An Attempt at a Film Review: Possession (1981)

The obvious comparison most will draw from watching Andrzej Zulawski’s Possession (1981) is to Lars Von Trier’s Antichrist (2009). The difference between the two for me was that I did not feel compelled to write anything about Antichrist as much as I, to use an awkward word here, enjoyed it. Possession is labeled a horror film and it is more terrifying than any genre horror flick. True to the genre, it has a monster, but it is a footnote to the terror of its exploration of madness. Sleep doesn’t come easy after Possession, because it feels like I’ve just woken up from a two-hour dream of reassuring and strangely comforting insanity.

The plot revolves around a crumbling marriage (and other vague elements which are mostly left unexplained), but all in all it appears to be about schizophrenia. The madness is Anna’s, played by the lovely Isabelle Adjani, and partly her husband’s, played by the equally lovely Sam Neill. The fragmented narrative delivers the impact of their insanity to the viewer and creates a disturbing projection of mental illness for us to embrace. The aim is to erase, for a moment, the fine line between everyday rationality and the threat of incomprehensibility.

The enjoyment to be had from the sublime mental disturbance that should perturb the viewer comes from the contrast between one’s immersion into the film and the sane and easygoing world of reason one has to return to, where bills have to be paid and small talk prevails. While I was coming out of it, my mind wandered to a brief conversation with an acquaintance in the office corridor. What did I say to him? Did I make sense? Or did he perhaps catch a candid remark and saw that I was so far gone as to not care about making sense anymore? Did I Charlie Sheen him? For a moment I was sure I was to be committed on the basis of that brief exchange.

Watching Adjani thrash about in the famous subway scene was not nearly as disturbing as seeing her abusing one of her pupils in ballet class, or listening to her monologue about fate and chance. The small slips that betray madness are always more interesting and shocking to watch — it’s a cliche, but things sold by the gram are always more exciting than things sold by the pound.
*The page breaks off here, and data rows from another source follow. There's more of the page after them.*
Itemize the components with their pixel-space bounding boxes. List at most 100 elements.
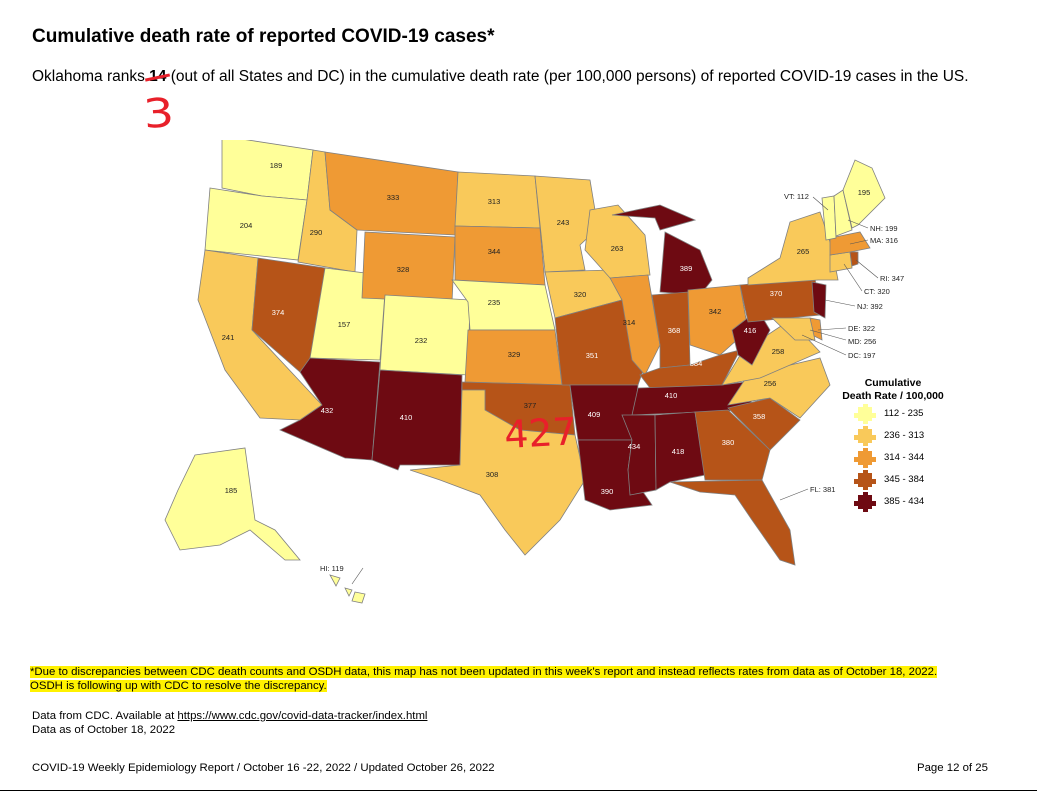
state-SC	[727, 397, 801, 451]
report-footer: COVID-19 Weekly Epidemiology Report / Oc…	[32, 762, 495, 774]
state-value-OK: 377	[524, 401, 537, 410]
legend: Cumulative Death Rate / 100,000 112 - 23…	[838, 377, 948, 513]
ok-handwritten-value: 427	[503, 409, 578, 457]
callout-HI: HI: 119	[320, 564, 344, 573]
state-value-OR: 204	[240, 221, 253, 230]
ranking-description: Oklahoma ranks 14 (out of all States and…	[32, 63, 992, 90]
handwritten-rank: 3	[141, 89, 176, 139]
state-value-NC: 256	[764, 379, 777, 388]
state-MT	[324, 151, 459, 236]
state-NM	[371, 369, 463, 471]
state-FL	[669, 479, 796, 566]
callout-MD: MD: 256	[848, 337, 876, 346]
state-MD	[771, 317, 816, 341]
state-value-AK: 185	[225, 486, 238, 495]
legend-swatch	[854, 448, 876, 468]
state-AR	[569, 384, 639, 441]
legend-label: 345 - 384	[884, 474, 925, 485]
legend-label: 314 - 344	[884, 452, 925, 463]
legend-items: 112 - 235 236 - 313 314 - 344 345 - 384 385 …	[838, 403, 948, 513]
callout-VT: VT: 112	[784, 192, 809, 201]
state-value-PA: 370	[770, 289, 783, 298]
state-value-MT: 333	[387, 193, 400, 202]
state-value-KS: 329	[508, 350, 521, 359]
state-value-NY: 265	[797, 247, 810, 256]
state-value-MS: 434	[628, 442, 641, 451]
legend-item-1: 236 - 313	[838, 425, 948, 447]
legend-item-4: 385 - 434	[838, 491, 948, 513]
state-MA	[829, 231, 871, 256]
state-value-ND: 313	[488, 197, 501, 206]
legend-item-2: 314 - 344	[838, 447, 948, 469]
state-HI	[329, 574, 366, 604]
state-NC	[727, 357, 831, 419]
state-value-NE: 235	[488, 298, 501, 307]
page-number: Page 12 of 25	[917, 762, 988, 774]
state-value-AR: 409	[588, 410, 601, 419]
state-ME	[842, 159, 886, 229]
callout-lines	[351, 196, 879, 585]
state-value-WV: 416	[744, 326, 757, 335]
source-prefix: Data from CDC. Available at	[32, 710, 178, 722]
state-value-labels: 189 204 241 374 290 157 432 333 328 232 410 313 344 2…	[222, 161, 871, 496]
state-value-TX: 308	[486, 470, 499, 479]
state-TX	[409, 389, 586, 556]
state-value-GA: 380	[722, 438, 735, 447]
legend-item-0: 112 - 235	[838, 403, 948, 425]
page-title: Cumulative death rate of reported COVID-…	[32, 26, 495, 47]
state-value-ID: 290	[310, 228, 323, 237]
state-AL	[654, 411, 706, 491]
struck-rank: 14	[145, 63, 171, 90]
state-value-SC: 358	[753, 412, 766, 421]
footnote-line-2: OSDH is following up with CDC to resolve…	[30, 680, 327, 692]
callout-FL: FL: 381	[810, 485, 835, 494]
data-as-of: Data as of October 18, 2022	[32, 723, 176, 736]
legend-title: Cumulative Death Rate / 100,000	[842, 377, 944, 402]
state-value-VA: 258	[772, 347, 785, 356]
callout-NJ: NJ: 392	[857, 302, 883, 311]
callout-RI: RI: 347	[880, 274, 904, 283]
callout-NH: NH: 199	[870, 224, 898, 233]
state-value-SD: 344	[488, 247, 501, 256]
legend-swatch	[854, 404, 876, 424]
state-value-WA: 189	[270, 161, 283, 170]
state-value-NM: 410	[400, 413, 413, 422]
state-AK	[164, 447, 301, 561]
state-WI	[584, 204, 651, 279]
state-value-MN: 243	[557, 218, 570, 227]
state-value-NV: 374	[272, 308, 285, 317]
state-value-MO: 351	[586, 351, 599, 360]
state-CO	[379, 294, 471, 376]
state-OH	[687, 284, 749, 356]
state-NH	[833, 189, 853, 237]
cdc-link[interactable]: https://www.cdc.gov/covid-data-tracker/i…	[177, 710, 428, 722]
state-value-UT: 157	[338, 320, 351, 329]
desc-prefix: Oklahoma ranks	[32, 68, 145, 85]
state-value-AL: 418	[672, 447, 685, 456]
state-value-CA: 241	[222, 333, 235, 342]
state-WA	[221, 140, 314, 201]
state-value-WI: 263	[611, 244, 624, 253]
state-value-AZ: 432	[321, 406, 334, 415]
callout-CT: CT: 320	[864, 287, 890, 296]
state-RI	[849, 251, 859, 267]
state-value-KY: 384	[690, 359, 703, 368]
state-value-MI: 389	[680, 264, 693, 273]
data-source: Data from CDC. Available at https://www.…	[32, 710, 427, 737]
state-CT	[829, 251, 853, 273]
state-shapes	[164, 140, 886, 604]
legend-label: 236 - 313	[884, 430, 925, 441]
legend-swatch	[854, 426, 876, 446]
legend-label: 385 - 434	[884, 496, 925, 507]
state-value-CO: 232	[415, 336, 428, 345]
state-GA	[694, 409, 771, 481]
state-value-IA: 320	[574, 290, 587, 299]
legend-swatch	[854, 492, 876, 512]
state-value-OH: 342	[709, 307, 722, 316]
state-value-ME: 195	[858, 188, 871, 197]
state-value-IL: 314	[623, 318, 636, 327]
legend-label: 112 - 235	[884, 408, 924, 419]
state-OR	[204, 187, 308, 261]
legend-swatch	[854, 470, 876, 490]
state-value-LA: 390	[601, 487, 614, 496]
Schizophrenic language has some qualities of poetry, although it is rarely as disciplined of course, and it is easier for these slips to be transferred to the viewer in art because similar linguistic exploration is licenced by the artistic medium. One seldom voiced rule of poetry says that it is on the same plane as madness, but nevertheless distanced from the register of actual lunacy.
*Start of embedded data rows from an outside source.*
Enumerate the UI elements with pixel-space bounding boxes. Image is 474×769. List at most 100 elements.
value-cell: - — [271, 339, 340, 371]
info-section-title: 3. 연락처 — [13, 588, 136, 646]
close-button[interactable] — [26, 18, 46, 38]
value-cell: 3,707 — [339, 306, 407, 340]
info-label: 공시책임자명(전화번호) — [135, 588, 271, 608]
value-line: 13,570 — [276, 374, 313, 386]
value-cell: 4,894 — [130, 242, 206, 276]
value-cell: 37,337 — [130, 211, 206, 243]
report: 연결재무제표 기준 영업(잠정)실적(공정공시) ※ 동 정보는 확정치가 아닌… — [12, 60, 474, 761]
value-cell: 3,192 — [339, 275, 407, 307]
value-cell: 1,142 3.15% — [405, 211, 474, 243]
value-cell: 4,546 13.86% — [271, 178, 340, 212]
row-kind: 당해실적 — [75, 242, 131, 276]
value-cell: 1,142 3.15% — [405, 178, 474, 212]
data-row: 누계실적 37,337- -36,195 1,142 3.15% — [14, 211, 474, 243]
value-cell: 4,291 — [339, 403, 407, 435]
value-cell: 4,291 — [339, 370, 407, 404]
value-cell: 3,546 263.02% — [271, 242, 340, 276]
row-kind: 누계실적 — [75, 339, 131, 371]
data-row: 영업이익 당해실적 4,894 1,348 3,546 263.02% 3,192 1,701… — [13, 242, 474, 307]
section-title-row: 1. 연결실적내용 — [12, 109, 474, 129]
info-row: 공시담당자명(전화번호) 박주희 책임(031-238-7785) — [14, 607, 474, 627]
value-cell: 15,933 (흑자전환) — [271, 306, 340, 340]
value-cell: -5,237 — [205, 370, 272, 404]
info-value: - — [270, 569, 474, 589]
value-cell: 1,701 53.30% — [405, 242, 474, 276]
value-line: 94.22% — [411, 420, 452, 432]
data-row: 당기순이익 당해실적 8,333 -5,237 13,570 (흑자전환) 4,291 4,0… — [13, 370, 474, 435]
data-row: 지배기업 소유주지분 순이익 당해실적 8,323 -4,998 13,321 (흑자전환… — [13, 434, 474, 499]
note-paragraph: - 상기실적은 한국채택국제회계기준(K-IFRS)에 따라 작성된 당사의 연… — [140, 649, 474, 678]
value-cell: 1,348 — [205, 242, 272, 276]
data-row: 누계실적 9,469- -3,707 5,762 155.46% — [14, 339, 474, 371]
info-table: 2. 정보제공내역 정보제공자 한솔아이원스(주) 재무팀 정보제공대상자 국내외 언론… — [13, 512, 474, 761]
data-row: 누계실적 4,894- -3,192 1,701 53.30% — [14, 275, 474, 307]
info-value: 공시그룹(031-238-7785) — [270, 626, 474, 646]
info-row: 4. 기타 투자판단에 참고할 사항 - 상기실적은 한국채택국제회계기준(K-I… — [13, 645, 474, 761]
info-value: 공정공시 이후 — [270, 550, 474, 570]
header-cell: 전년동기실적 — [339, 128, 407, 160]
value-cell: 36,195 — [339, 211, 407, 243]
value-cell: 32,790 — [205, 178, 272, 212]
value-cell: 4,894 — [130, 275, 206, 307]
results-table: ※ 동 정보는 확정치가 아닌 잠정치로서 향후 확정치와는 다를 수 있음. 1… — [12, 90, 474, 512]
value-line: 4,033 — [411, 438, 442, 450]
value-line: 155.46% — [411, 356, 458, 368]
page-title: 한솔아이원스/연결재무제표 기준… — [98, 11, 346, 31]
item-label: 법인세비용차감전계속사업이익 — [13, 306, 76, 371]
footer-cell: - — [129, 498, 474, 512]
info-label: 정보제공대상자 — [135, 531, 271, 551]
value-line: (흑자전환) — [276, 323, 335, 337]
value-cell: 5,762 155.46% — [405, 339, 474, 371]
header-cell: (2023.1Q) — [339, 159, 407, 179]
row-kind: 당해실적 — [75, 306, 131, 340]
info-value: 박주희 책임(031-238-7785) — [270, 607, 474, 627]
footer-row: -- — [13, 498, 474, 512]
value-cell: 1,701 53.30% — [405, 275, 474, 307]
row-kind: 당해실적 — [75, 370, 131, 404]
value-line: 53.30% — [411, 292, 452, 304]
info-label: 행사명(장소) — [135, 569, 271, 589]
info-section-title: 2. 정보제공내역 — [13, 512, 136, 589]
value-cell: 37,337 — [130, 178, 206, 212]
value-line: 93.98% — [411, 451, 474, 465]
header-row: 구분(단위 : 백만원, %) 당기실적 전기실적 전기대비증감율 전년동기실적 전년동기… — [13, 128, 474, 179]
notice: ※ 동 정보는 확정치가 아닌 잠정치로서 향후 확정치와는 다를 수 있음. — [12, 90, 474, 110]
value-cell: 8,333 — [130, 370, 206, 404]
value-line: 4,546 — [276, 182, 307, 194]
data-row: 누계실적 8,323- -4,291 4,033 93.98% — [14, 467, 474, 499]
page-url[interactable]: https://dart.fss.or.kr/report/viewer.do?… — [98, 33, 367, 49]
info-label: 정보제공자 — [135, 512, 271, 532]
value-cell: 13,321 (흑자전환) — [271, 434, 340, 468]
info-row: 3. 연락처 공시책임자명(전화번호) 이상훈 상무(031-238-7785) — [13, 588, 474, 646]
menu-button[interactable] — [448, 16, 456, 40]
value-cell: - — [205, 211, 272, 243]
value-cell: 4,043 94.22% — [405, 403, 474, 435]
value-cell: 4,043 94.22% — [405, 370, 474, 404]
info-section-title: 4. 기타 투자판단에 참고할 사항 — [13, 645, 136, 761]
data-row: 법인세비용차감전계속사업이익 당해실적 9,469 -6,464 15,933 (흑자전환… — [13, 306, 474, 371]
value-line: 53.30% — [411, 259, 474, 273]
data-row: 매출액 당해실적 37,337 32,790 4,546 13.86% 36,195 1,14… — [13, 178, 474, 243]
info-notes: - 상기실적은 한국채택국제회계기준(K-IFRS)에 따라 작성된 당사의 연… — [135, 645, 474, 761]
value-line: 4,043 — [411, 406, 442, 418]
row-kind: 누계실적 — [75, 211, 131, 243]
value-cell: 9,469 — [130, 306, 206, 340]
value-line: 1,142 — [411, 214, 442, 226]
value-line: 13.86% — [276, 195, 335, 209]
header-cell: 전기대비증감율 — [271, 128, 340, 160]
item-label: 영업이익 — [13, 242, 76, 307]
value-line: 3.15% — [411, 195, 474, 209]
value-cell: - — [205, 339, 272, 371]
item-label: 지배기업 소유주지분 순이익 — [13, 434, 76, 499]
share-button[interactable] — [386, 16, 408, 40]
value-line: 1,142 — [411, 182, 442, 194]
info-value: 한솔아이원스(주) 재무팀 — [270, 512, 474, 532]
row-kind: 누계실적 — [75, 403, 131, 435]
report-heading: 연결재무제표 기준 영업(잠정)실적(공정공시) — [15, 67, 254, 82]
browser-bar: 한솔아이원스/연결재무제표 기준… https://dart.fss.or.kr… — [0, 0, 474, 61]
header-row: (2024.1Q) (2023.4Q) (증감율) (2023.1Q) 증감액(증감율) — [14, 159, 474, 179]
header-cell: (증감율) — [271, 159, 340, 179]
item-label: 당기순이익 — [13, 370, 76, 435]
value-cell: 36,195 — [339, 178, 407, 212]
Michaux was mentioned in Possession by Anna’s kooky lover Heinrich. In Michaux’s book on mescaline, the author at one point discards language and begins to draw nonsensical pictures. Language breaks down and is replaced by images. His simulated madness realizes language is mute at its core. Schizophrenic language — which should be distinguished from the language of the schizophrenic — doesn’t say anything and yet says too much by underscoring the impotence of language through free association and repetition, and this was very clearly conveyed by Adjani’s relentless performance. It’s a scary thought, if there really are such things as thoughts.

For the longest time, it has been fashionable to talk of language as being mere surface. Truth and meaning have been reduced to ciphers in communication and content (thoughts, ideas, call them what you will) has been deemed a mirage of the linguistic webs we weave to fool ourselves into thinking that there is something behind the veil of words we dress ourselves in. For the first time I find myself appalled by the thought; whether it is because I find myself using the word thought in an unqualified sense of the word or because I know I do so out of despair, I don’t know.

Perhaps the terror comes from precisely this catch-22: the only way to find faith in truth, or find faith in general, is to act in despair and deny the obvious, but a faith in denial is no faith at all and what in fact remains is a recognition of the hopelessness of faith. Something has been gained from this hopelessness, faith itself, but it is sullied by the very means of its birth. There is a word for this in religion: sin. Why accepting faith as an option in this situation is the solution religion offers is still a mystery to me.

If this is what Possession tries to hint at, it means to say the human mind is an aberration, a freakish accident of nature that never should have happened. The fall from grace, forbidden knowledge, consciousness, they all point to a rationalization of rationality by reason to justify its own sordid existence. It’s a rather bleak conclusion to draw from a fine film, but I hope it makes sense. God, I really do.